Le porte-parole de l'entreprise, Stephan Kurmann, se défend de ces reproches: «Nous essayons d'employer le plus grand nombre possible de collaborateurs avec un poste fixe. Mais nous avons aussi besoin de collaborateurs temporaires pour pouvoir faire face aux fortes fluctuations.» Depuis 2020 jusqu'à aujourd'hui, Digitec Galaxus a repris 400 temporaires dans des emplois fixes, ce qui représente 55% de tous les collaborateurs que l'entreprise a engagés pour une durée déterminée au cours de ces années.

Stephan Kurmann souligne en outre que l'ambiance de travail au centre logistique de Wohlen est majoritairement perçue comme positive: «Les résultats de la dernière enquête auprès des collaborateurs de 2021 montrent que la satisfaction de nos collaborateurs se situe à un niveau élevé par rapport au marché et qu'elle a augmenté par rapport à l'année précédente.»

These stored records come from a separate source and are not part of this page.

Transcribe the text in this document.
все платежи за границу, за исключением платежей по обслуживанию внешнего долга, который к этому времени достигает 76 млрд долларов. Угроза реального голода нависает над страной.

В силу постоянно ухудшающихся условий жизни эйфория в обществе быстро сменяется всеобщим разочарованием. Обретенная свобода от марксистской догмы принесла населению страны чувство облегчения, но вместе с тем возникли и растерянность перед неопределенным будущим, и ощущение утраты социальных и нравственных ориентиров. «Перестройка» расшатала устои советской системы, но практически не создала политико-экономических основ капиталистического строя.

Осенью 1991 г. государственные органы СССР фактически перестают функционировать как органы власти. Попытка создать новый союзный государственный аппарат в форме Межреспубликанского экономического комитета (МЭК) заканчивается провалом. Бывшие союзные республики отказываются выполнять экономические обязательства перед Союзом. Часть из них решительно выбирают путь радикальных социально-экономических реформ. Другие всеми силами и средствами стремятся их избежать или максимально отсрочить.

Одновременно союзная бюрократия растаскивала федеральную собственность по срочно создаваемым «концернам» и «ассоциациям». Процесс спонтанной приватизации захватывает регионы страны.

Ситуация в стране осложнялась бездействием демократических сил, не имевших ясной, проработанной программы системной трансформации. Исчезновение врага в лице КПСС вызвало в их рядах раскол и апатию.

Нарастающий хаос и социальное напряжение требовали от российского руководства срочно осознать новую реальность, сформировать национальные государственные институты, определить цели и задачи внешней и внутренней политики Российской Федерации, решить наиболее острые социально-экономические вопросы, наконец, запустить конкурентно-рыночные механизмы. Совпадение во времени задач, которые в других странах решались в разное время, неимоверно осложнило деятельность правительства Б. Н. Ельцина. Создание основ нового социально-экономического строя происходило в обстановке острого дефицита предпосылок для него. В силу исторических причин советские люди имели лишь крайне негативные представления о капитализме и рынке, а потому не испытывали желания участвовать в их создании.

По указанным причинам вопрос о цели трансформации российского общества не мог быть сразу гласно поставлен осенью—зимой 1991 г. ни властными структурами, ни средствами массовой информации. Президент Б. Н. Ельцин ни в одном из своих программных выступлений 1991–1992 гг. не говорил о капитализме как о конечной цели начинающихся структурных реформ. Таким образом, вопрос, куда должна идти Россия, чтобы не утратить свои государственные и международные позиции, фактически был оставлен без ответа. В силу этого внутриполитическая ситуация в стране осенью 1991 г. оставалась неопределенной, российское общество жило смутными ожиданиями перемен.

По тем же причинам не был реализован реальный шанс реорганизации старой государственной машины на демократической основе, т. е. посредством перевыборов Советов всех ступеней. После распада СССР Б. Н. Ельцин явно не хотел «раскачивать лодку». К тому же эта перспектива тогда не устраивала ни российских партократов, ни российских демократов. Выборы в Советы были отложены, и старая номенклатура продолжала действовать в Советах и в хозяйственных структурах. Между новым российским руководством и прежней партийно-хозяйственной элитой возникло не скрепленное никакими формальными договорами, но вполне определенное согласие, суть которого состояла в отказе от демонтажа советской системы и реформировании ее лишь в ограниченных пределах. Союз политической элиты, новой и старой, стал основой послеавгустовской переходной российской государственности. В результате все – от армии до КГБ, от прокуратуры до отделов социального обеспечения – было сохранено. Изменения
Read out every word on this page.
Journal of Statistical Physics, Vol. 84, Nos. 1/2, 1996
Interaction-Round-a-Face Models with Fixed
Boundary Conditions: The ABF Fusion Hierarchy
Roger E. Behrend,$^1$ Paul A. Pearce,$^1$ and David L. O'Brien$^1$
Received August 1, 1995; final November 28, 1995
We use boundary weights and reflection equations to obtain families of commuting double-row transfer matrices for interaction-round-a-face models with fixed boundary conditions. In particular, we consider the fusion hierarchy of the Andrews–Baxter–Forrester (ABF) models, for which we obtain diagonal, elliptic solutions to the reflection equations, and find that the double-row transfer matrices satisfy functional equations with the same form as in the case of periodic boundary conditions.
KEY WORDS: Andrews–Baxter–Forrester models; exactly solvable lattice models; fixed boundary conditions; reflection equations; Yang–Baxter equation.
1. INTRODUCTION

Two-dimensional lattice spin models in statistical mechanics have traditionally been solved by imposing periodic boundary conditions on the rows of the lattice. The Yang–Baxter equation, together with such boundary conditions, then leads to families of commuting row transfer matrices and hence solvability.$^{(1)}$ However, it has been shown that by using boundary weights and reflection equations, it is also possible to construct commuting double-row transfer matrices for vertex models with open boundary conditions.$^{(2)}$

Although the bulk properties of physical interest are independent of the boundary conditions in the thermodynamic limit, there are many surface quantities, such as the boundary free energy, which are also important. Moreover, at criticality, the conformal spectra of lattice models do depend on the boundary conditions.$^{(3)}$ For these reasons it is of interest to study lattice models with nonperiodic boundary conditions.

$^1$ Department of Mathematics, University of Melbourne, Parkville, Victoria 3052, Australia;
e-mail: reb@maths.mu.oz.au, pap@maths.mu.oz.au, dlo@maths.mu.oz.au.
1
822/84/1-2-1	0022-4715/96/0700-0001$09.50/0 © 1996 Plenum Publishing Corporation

Les collaborateurs avec lesquels Blick s'est entretenu ne font toutefois pas confiance aux résultats des sondages auprès des collaborateurs. Ils affirment que ceux-ci ont été en partie remplis en présence des chefs d'équipe et que de nombreuses personnes n'osent donc pas faire part de leur mécontentement. D'une manière générale, au moins une partie des employés de Wohlen a le sentiment de ne pas être entendue par leurs supérieurs. C'est la raison pour laquelle ils ont décidé d'en parler publiquement. Larissa, sanitaire d'entreprise, en est convaincue: «Je ne pense pas que la direction de Zurich sache ce qui se passe à Wohlen.»

À présent, tout le monde devrait être au courant (du moins s'ils lisent Blick). La question est de savoir comment les capitaines de la ville de la Limmat vont réagir à l'appel de détresse en provenance d'Argovie.